LA MAISON ROUGE, Paris, Juin – Octobre 2018

Le rêve de voler, l’enfance…quelques institutions parisiennes se teintent de thématiques légères et oniriques pour l’été. L’exposition de clôture de la Maison Rouge se penche sur l’acte de voler à travers un ensemble de pièces relevant de l’art contemporain, brut, populaire, ethnographique.
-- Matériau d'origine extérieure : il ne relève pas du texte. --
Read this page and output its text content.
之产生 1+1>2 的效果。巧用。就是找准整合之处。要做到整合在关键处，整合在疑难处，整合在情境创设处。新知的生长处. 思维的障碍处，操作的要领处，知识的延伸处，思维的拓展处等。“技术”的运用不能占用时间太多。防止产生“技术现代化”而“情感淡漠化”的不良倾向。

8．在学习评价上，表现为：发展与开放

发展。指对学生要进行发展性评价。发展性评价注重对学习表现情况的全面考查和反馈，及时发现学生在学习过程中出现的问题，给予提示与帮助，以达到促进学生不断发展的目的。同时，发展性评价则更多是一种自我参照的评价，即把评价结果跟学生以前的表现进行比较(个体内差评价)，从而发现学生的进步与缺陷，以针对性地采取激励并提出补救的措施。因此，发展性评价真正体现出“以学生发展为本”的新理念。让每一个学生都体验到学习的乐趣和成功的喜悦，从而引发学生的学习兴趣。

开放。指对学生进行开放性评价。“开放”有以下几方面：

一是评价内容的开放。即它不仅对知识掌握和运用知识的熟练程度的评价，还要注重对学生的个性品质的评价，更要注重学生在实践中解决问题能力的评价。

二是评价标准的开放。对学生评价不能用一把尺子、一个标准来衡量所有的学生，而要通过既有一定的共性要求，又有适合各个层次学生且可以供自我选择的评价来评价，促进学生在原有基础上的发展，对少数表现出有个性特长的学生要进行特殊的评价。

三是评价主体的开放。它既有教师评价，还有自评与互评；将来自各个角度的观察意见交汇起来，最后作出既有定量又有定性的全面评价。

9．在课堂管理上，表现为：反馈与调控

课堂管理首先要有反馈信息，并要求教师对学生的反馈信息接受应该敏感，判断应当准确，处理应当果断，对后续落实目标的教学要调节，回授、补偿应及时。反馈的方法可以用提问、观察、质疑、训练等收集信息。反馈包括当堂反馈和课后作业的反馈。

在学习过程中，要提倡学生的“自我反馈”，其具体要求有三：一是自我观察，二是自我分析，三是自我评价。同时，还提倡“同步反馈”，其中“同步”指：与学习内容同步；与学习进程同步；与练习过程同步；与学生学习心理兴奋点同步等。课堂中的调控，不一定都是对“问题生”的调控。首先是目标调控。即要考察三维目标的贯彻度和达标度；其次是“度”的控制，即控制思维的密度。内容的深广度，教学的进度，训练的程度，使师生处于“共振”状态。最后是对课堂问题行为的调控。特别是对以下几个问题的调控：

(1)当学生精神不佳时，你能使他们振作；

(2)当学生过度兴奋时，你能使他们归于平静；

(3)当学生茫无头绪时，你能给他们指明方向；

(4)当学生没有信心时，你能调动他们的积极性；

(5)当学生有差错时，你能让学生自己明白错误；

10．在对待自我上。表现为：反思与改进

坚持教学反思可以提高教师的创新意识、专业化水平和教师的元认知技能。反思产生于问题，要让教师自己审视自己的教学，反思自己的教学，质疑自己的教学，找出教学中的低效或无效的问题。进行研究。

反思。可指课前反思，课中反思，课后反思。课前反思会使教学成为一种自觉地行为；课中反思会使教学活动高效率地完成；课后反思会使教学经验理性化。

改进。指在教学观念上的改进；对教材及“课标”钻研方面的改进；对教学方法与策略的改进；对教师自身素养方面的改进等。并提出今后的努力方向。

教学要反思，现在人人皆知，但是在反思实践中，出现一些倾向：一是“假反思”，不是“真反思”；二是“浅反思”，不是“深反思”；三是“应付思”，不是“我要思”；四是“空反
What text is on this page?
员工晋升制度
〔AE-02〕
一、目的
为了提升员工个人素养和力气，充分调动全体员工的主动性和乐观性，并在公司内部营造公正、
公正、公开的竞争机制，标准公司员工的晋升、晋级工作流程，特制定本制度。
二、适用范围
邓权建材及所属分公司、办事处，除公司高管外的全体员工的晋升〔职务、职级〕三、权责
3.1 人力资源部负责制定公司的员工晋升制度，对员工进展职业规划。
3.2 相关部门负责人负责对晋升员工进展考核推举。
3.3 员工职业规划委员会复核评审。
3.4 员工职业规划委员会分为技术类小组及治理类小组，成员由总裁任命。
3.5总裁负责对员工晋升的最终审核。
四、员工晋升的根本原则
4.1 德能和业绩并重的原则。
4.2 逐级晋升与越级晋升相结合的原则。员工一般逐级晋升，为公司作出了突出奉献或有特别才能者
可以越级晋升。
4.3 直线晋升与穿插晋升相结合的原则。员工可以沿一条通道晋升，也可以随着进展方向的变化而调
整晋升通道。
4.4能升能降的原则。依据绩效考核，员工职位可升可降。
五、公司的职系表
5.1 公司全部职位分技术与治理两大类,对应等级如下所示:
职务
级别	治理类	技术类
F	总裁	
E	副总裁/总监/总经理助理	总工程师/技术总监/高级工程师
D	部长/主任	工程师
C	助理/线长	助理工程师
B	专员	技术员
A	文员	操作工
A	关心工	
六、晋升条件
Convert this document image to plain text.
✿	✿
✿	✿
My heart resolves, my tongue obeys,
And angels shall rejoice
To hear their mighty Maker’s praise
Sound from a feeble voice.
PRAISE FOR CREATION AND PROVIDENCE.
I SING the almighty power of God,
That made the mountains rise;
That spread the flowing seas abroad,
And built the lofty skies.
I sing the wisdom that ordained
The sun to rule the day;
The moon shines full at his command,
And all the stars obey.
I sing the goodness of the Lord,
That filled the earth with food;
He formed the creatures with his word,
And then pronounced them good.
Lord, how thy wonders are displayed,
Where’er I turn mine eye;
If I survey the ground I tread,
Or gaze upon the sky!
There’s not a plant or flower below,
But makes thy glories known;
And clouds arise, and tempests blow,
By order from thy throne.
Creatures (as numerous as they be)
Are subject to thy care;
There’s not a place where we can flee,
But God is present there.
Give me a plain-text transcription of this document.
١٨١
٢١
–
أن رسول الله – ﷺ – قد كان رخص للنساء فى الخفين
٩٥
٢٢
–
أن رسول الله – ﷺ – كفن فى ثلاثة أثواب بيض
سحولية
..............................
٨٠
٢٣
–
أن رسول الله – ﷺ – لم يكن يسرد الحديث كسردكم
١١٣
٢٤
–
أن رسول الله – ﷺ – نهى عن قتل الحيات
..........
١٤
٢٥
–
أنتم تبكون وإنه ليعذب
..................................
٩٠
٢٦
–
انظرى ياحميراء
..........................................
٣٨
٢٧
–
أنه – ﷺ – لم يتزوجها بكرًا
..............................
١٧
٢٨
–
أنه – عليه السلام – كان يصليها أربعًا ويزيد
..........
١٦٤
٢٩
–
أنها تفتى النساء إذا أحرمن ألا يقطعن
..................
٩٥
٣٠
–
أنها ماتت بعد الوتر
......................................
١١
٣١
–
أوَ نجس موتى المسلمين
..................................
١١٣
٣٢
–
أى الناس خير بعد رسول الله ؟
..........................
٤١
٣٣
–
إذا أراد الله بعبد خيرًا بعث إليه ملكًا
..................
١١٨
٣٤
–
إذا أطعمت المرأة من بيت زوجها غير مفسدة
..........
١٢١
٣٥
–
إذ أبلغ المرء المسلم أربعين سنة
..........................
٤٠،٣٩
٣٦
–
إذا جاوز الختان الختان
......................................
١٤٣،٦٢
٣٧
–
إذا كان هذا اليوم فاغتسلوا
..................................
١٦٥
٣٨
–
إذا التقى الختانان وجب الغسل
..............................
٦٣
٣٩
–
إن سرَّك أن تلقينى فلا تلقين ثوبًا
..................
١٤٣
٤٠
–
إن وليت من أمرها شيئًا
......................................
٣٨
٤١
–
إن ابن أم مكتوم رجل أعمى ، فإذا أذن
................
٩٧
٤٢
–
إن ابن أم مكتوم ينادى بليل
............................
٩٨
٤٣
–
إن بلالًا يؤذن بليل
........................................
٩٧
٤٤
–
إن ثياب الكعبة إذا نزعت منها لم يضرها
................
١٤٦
Malgré un clin d’œil réjouissant à Bowie et à Fellini pour engager le parcours (« Ground control to Major Tom/Take your protein pills and put your helmet on… », Space Oddity de Bowie ; le début de « la Dolce Vita » de Fellini avec le vol d’une statue du Christ dans les airs), on est loin du beau final que l’on pouvait espérer de la fondation qui fermera définitivement ses portes fin octobre et qui au cours de ses 14 années d’existence a pourtant été l’occasion de belles découvertes (« tous cannibales » et Chiharu Shiota en 2011, « néons, who is afraid of yellow, red and blue », en 2012 etc.).
Les œuvres de qualité semblent perdues parmi nombre de propositions sans grand intérêt, l’art populaire, l’art brut ou encore des objets ou vidéos documentant des expériences de vol performées ou dansées (Loïe Fullet, Nijinski, « Pélican » de Rauschenberg), l’emportant dans la sélection sur des créations plus abouties et d’une esthétique plus stimulante.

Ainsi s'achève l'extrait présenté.